Vendredi 18 septembre 2009
 

GROUPE « ECOLOGIE POUR CROLLES »

 

Actualités

 

BIO A LA CANTINE

 

Lors du dernier conseil municipal, suite à notre question orale, Mr le Maire a annoncé que la mise en place de produits « BIO » à la cantine devrait commencer courant Février 2010.

 

C'est une excellente nouvelle pour tous. Le développement de l'agriculture biologique permet de diminuer la diffusion dans l'environnement, de produits chimiques.

Nous savons tous aujourd'hui que ces produits ont un lourd impact sur la biodiversité en général, et .sur notre santé à tous. L'étude européenne REACH avait montré que les enfants de 10 ans étaient contaminés en moyenne par plus de 50 produits chimiques dangereux venant de l'environnement. D'autre part, cela évite l'ingestion directe de traitements chimiques par nos enfants lors des repas à la cantine (ex: lors de l'ingestion de fruits sans les éplucher).

 

Enfin cela permet de soutenir le développement d'une filière d'agriculture locale de qualité en créant une demande régulière de produits biologiques. Nous avons déjà des producteurs, dans le Grésivaudan et en Rhône-Alpes, capables de répondre à cette demande. Ceci permettra de soutenir et d'augmenter les surfaces agricoles en agriculture biologique dans la région.
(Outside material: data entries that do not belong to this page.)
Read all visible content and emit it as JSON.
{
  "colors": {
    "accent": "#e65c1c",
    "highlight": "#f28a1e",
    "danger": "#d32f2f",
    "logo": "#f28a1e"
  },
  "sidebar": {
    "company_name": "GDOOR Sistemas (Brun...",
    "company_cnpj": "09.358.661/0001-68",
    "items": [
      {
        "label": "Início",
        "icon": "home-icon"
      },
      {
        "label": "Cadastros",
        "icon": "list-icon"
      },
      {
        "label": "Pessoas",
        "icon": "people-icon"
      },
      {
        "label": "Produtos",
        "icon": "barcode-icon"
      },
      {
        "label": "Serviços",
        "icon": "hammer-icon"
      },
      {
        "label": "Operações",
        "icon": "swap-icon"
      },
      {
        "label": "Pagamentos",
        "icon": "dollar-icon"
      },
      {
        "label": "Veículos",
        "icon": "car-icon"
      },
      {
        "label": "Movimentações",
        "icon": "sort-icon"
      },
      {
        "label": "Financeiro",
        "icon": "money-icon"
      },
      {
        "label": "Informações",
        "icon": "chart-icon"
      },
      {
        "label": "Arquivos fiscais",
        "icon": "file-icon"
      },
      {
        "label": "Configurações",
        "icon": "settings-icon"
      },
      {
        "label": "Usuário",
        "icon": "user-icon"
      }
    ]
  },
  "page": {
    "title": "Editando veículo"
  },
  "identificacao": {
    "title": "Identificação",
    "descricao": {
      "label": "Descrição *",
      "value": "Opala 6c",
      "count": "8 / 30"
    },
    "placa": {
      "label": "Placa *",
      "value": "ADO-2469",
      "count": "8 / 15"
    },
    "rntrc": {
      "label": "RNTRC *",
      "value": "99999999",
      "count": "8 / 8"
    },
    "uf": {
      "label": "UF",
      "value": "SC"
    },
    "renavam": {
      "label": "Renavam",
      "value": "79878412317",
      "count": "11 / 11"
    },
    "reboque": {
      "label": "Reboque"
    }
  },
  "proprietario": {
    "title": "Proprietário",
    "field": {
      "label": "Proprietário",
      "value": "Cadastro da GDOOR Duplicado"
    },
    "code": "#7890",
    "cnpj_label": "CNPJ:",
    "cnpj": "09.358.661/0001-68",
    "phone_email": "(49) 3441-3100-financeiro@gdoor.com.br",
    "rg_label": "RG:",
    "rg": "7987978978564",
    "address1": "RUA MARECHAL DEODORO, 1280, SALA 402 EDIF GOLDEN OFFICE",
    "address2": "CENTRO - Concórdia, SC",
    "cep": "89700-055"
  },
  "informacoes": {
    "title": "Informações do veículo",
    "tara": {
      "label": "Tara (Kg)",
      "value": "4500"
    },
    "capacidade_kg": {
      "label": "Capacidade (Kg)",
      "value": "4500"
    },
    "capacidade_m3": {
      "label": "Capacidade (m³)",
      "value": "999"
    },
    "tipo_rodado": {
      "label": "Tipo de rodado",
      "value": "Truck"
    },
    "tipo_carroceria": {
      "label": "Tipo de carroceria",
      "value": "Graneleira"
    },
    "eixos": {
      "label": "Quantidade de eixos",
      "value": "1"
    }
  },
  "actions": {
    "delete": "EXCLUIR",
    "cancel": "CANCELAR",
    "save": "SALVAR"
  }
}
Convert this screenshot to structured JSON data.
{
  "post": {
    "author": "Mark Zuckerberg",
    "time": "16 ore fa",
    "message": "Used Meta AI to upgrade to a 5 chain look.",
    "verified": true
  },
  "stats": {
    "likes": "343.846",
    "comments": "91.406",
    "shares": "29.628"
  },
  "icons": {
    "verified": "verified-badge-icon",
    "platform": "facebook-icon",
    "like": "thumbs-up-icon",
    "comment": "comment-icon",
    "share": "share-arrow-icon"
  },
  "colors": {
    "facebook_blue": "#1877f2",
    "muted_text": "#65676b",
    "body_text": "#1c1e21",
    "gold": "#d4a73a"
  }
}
Et soyons optimistes et ambitieux ! Cela permettrait peut être de soutenir la reconversion en BIO de nouveaux candidats, soucieux de s'inscrire dans une démarche que nous pensons d'avenir.

 

Nous regrettons seulement le manque d'ambition de cette annonce et le fait de commencer seulement maintenant. Par exemple, la commune de Cesson a démarré un projet de bio à la cantine après le changement d'équipe municipale en Mars 2008. Aujourd'hui, 40 % des aliments sont bios (pain, fruits, compote,...) pour un surcoût de 20 centimes par repas. Rappelons que le coût global du repas pour la commune est d'environ 15 Euros, que la part de matière première représente en général environ 10%. Le surcoût correspond alors à moins de 2% du prix. Est-ce un juste prix pour la santé des enfants ?

 

 

GESTION DES DECHETS

 

Au 1er Janvier 2010, les mécanismes de collecte d'argent (taxe, impôts locaux, contribution spécifique,...) pour la gestion des déchets doivent être harmonisés pour l'ensemble des communes du Grésivaudan. La redevance incitative prévue par le Grenelle de l'environnement, sera obligatoire dans les 5 ans à venir. Sa mise en place n'étant pas possible dans un délai si court. Du coup, un dispositif provisoire sera mis en place.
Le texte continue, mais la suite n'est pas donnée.